Kris Kobach Really Did Not Want The Public To See This Deposition About His Meeting With Trump
The morning after Donald Trump was elected President, Kansas Secretary of State Kris Kobach (R) wrote to an adviser on the president-elect’s transition team and told him that he had already started drafting a preliminary amendment to federal voting law. The amendment would alter the 1993 National Voter Registration Act (NVRA) to make it acceptable for states to ask people to prove they were citizens when they went to register to vote at a motor vehicle agency.
A few weeks later, Kobach traveled to Bedminster, New Jersey, to meet personally with Trump and some of his top advisers. As he was going into the meeting, Kobach was photographed holding a memo outlining a proposal for actions during the first year of Trump’s Department of Homeland Security. The 23rd item on the page, at the bottom of the memo, suggests amending NVRA to allow states to impose a proof of citizenship requirement.
As Kobach defends Kansas’ own proof of citizenship requirement, he has fought hard to block the public release of both the memo and his draft to NVRA. He has also fought having to answer questions under oath about both.
Those efforts were largely unsuccessful, as both a federal district court and the 10th Circuit Court of Appeals said he had to answer questions about them. Kobach sat for an hourlong deposition with the ACLU lawyers suing him last summer, a tape of which was played during trial in Kansas City earlier this month. A partially redacted transcript of that deposition provides a unique insight into Kobach’s conversations with Trump and efforts to change federal voting law to allow states to require proof of citizenship.

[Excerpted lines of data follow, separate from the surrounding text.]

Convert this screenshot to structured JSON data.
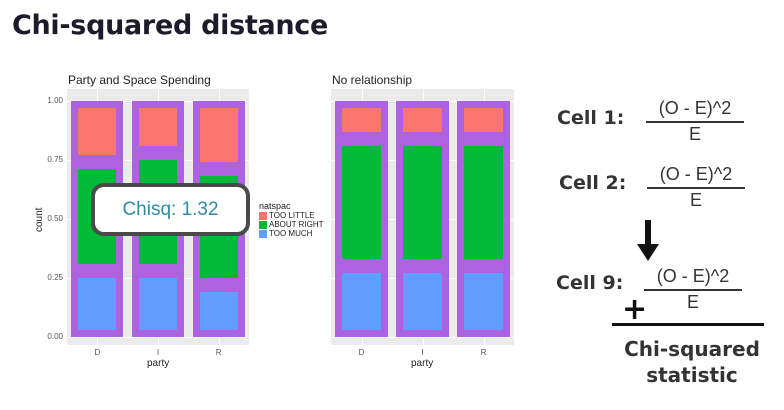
{
  "slide": {
    "title": "Chi-squared distance"
  },
  "chart_data": [
    {
      "type": "bar",
      "title": "Party and Space Spending",
      "xlabel": "party",
      "ylabel": "count",
      "categories": [
        "D",
        "I",
        "R"
      ],
      "yticks": [
        "0.00",
        "0.25",
        "0.50",
        "0.75",
        "1.00"
      ],
      "ylim": [
        0,
        1
      ],
      "stacked": true,
      "series": [
        {
          "name": "TOO MUCH",
          "color": "#619cff",
          "values": [
            0.28,
            0.28,
            0.22
          ]
        },
        {
          "name": "ABOUT RIGHT",
          "color": "#00ba38",
          "values": [
            0.46,
            0.5,
            0.49
          ]
        },
        {
          "name": "TOO LITTLE",
          "color": "#f8766d",
          "values": [
            0.26,
            0.22,
            0.29
          ]
        }
      ],
      "legend": {
        "title": "natspac",
        "items": [
          "TOO LITTLE",
          "ABOUT RIGHT",
          "TOO MUCH"
        ],
        "placement": "right"
      },
      "annotation": "Chisq: 1.32"
    },
    {
      "type": "bar",
      "title": "No relationship",
      "xlabel": "party",
      "ylabel": "",
      "categories": [
        "D",
        "I",
        "R"
      ],
      "ylim": [
        0,
        1
      ],
      "stacked": true,
      "series": [
        {
          "name": "TOO MUCH",
          "color": "#619cff",
          "values": [
            0.3,
            0.3,
            0.3
          ]
        },
        {
          "name": "ABOUT RIGHT",
          "color": "#00ba38",
          "values": [
            0.54,
            0.54,
            0.54
          ]
        },
        {
          "name": "TOO LITTLE",
          "color": "#f8766d",
          "values": [
            0.16,
            0.16,
            0.16
          ]
        }
      ]
    }
  ],
  "cells": [
    {
      "label": "Cell 1:",
      "numerator": "(O - E)^2",
      "denominator": "E"
    },
    {
      "label": "Cell 2:",
      "numerator": "(O - E)^2",
      "denominator": "E"
    },
    {
      "label": "Cell 9:",
      "numerator": "(O - E)^2",
      "denominator": "E"
    }
  ],
  "sum": {
    "plus": "+",
    "result_line1": "Chi-squared",
    "result_line2": "statistic"
  },
  "icons": {
    "arrow": "down-arrow-icon"
  }
}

In the deposition, Kobach says that his proposal to amend NVRA was merely a “contingency” should he lose the lawsuit against the ACLU. He said he broadly discussed the issue of noncitizens voting with Trump ― who began tweeting that illegal votes cost him the popular vote shortly after his meeting with Kobach ― but did not come up with a specific plan to impose a proof of citizenship requirement. He also said they talked about ways to incentivize states to impose a proof of citizenship requirement and that he had discussed introducing legislation to amend NVRA with Rep. Steve King (R-Iowa) should he lose the case against the ACLU.